Triple-check the stuff you pack before taking a long trip. Bonnie, in reconfiguring what went where, left a little plaid purse with two important prescription meds, medical insurance cards, a medical history printout, and her lifetime seniors National Parks pass.

We managed to arrange for her doc's office to fax prescriptions for short-term quantities to a pharmacy in Kona, only to learn that the CVS affiliate could not fill them for those particular drugs from an out-of-state physician. The pharmacy tossed out the faxes. So on our first full day of exploring, we happened upon an Urgent Care office and in a stopover of a bit less than two hours obtained a Hawaii doc's prescriptions, filled them at the CVS affiliate nearby, and while waiting there found Bonnie's tasty New Zealand wine from the Fish Hopper dinner on sale for 10 bucks a bottle.
Spam (and imitators) at the drug store

At the checkout counter, we also encountered a Hawaiian couple purchasing about a dozen cans of Spam --  introduced as a convenience food for American soldiers in World War II, now a much-loved staple in the local diet, and easily stored on a shelf for emergencies.
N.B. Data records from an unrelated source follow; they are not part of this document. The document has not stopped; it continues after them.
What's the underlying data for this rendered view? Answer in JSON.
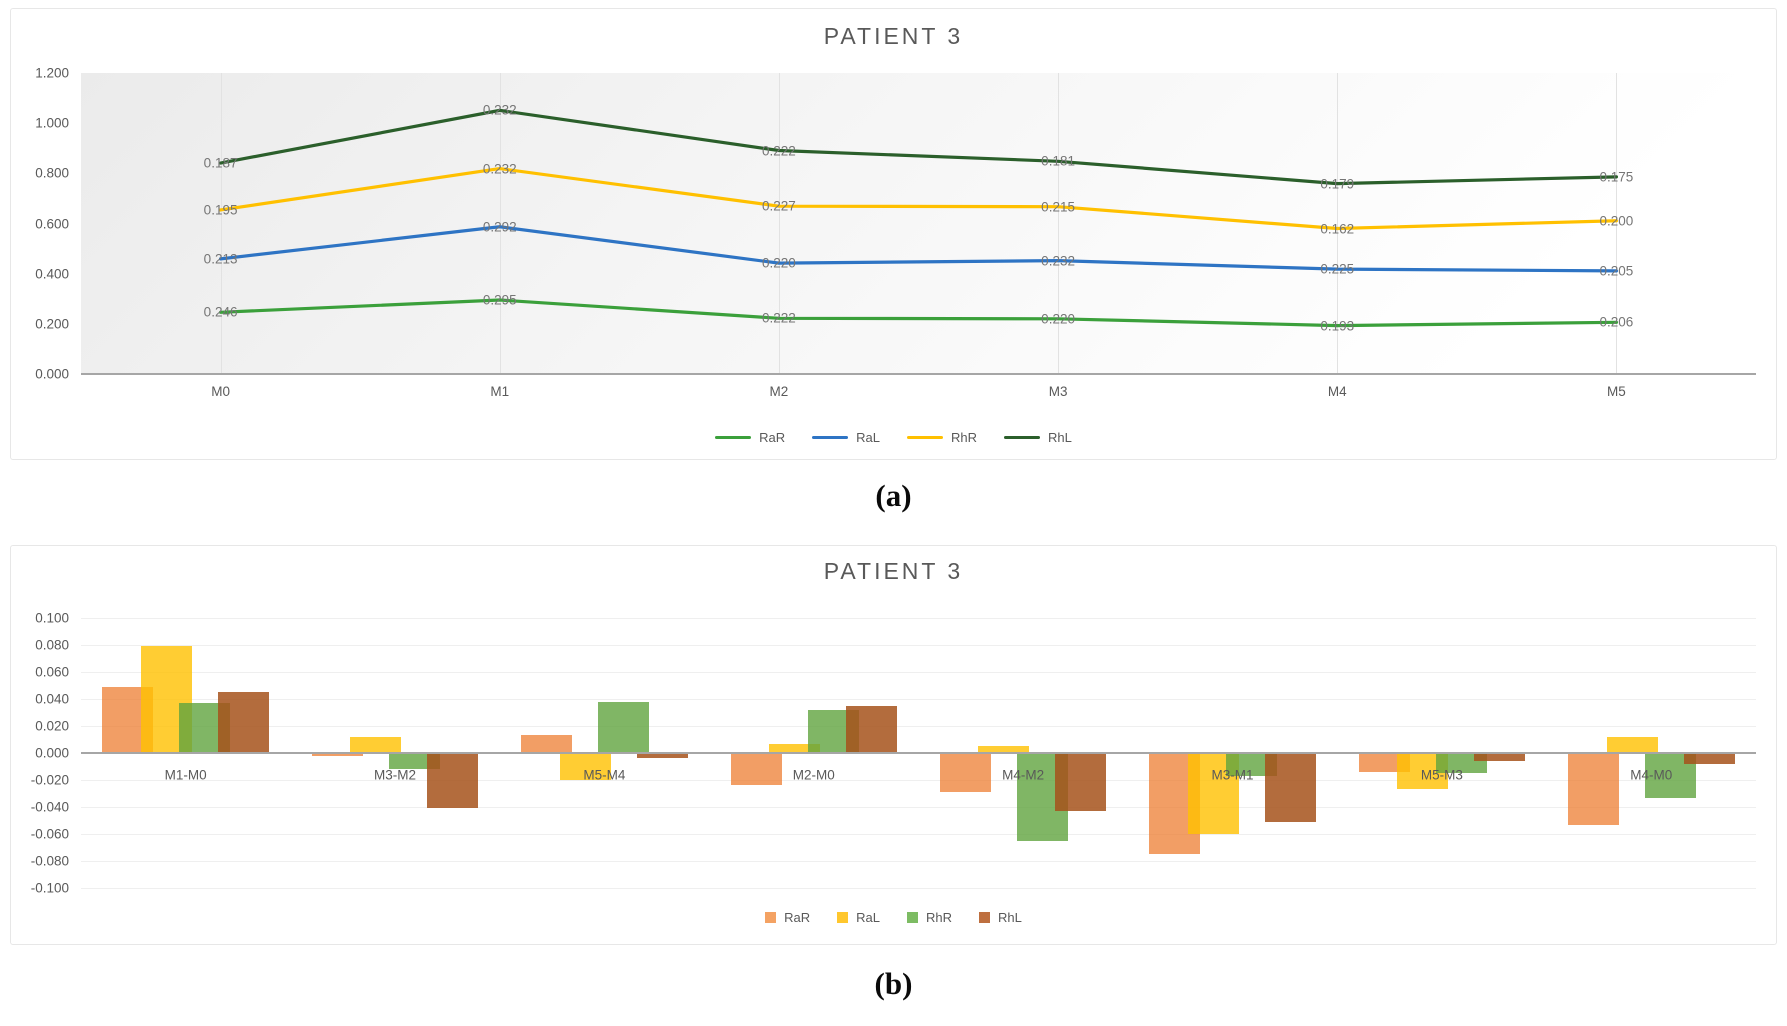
{
  "figure": {
    "caption_a": "(a)",
    "caption_b": "(b)"
  },
  "chart_data": [
    {
      "id": "patient-3-values-by-month",
      "type": "line",
      "stacked": true,
      "title": "PATIENT 3",
      "categories": [
        "M0",
        "M1",
        "M2",
        "M3",
        "M4",
        "M5"
      ],
      "series": [
        {
          "name": "RaR",
          "color": "#3BA03B",
          "values": [
            0.246,
            0.295,
            0.222,
            0.22,
            0.193,
            0.206
          ]
        },
        {
          "name": "RaL",
          "color": "#2E74C4",
          "values": [
            0.213,
            0.292,
            0.22,
            0.232,
            0.225,
            0.205
          ]
        },
        {
          "name": "RhR",
          "color": "#FFC000",
          "values": [
            0.195,
            0.232,
            0.227,
            0.215,
            0.162,
            0.2
          ]
        },
        {
          "name": "RhL",
          "color": "#2B5F2B",
          "values": [
            0.187,
            0.232,
            0.222,
            0.181,
            0.179,
            0.175
          ]
        }
      ],
      "ylim": [
        0,
        1.2
      ],
      "yticks": [
        "1.200",
        "1.000",
        "0.800",
        "0.600",
        "0.400",
        "0.200",
        "0.000"
      ],
      "data_labels": true,
      "legend_position": "bottom",
      "grid": "vertical"
    },
    {
      "id": "patient-3-month-differences",
      "type": "bar",
      "title": "PATIENT 3",
      "categories": [
        "M1-M0",
        "M3-M2",
        "M5-M4",
        "M2-M0",
        "M4-M2",
        "M3-M1",
        "M5-M3",
        "M4-M0"
      ],
      "series": [
        {
          "name": "RaR",
          "color": "rgba(237,125,49,0.75)",
          "legend_color": "#F4A263",
          "values": [
            0.049,
            -0.002,
            0.013,
            -0.024,
            -0.029,
            -0.075,
            -0.014,
            -0.053
          ]
        },
        {
          "name": "RaL",
          "color": "rgba(255,192,0,0.80)",
          "legend_color": "#FFC72E",
          "values": [
            0.079,
            0.012,
            -0.02,
            0.007,
            0.005,
            -0.06,
            -0.027,
            0.012
          ]
        },
        {
          "name": "RhR",
          "color": "rgba(96,164,63,0.80)",
          "legend_color": "#7DBC63",
          "values": [
            0.037,
            -0.012,
            0.038,
            0.032,
            -0.065,
            -0.017,
            -0.015,
            -0.033
          ]
        },
        {
          "name": "RhL",
          "color": "rgba(166,82,27,0.85)",
          "legend_color": "#BE6F3F",
          "values": [
            0.045,
            -0.041,
            -0.004,
            0.035,
            -0.043,
            -0.051,
            -0.006,
            -0.008
          ]
        }
      ],
      "ylim": [
        -0.1,
        0.1
      ],
      "yticks": [
        "0.100",
        "0.080",
        "0.060",
        "0.040",
        "0.020",
        "0.000",
        "-0.020",
        "-0.040",
        "-0.060",
        "-0.080",
        "-0.100"
      ],
      "legend_position": "bottom",
      "grid": "horizontal",
      "bar_overlap": true
    }
  ],
  "colors": {
    "axis_line": "#a6a6a6",
    "gridline": "#e2e2e2",
    "gridline_light": "#efefef",
    "tick_label": "#595959",
    "data_label": "#757575",
    "title": "#595959",
    "panel_border": "#e7e7e7"
  }
}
It is even served as a breakfast item at McDonalds here, they noted. 

Other than not having the parks pass, life was back to normal -- and back in the car, we found our way northeasterly across a mountain road to elevations of about 3,000 feet above the ocean, drove through occasional clouds and rain, savored the impressionist-looking sight of trees enshrouded by mist, and inspected bits of dead coral washed up by the ocean.

A great rainbow view in the eastern sky.
And as we stepped out of the car near waves crashing into volcano-deposited black boulders on a west-shore beach, a brilliant 180-degree rainbow graced the sky east from the setting sun.

Back at the hotel about 6:30 p.m., we asked our friendly desk clerk for another restaurant recommendation, perhaps one more modest in price where locals eat. She pointed across the the parking lot, across the road, to The Island Grill. It was packed, with six groups waiting for tables, and most of the patrons were Hawaiians, many with children in tow.

Dinner was unusual, to say the least -- a dish named the "Moco Loco," with the most elaborate and costly version at $14.95 featuring a bed of steamed rice topped by two scrambled eggs and the choice of three items from a list of other garnishments.
Dinner at The Island Grill

 We picked fried shrimp, panko-crusted pounded fried chicken breast and a corned beef patty, with a glass of Pinot Grigio for Bonnie and a cup of Kona-blend coffee for me. With tip, it came to just under $30.

A bit of travel philosophy   

Bonnie, with camera and coastal view
Dealing with the prescriptions problem was the reason we intersected at that roadside sky-pointer with forest conservationist Rob Yagi.  As I noted at the top of this blog post, timing is everything. And you have to be open to possibilities.

We may have planned flights, and rental cars, and places to stay on three islands before we get back home, but from day to day, life happens. And we seem always to be the better for it.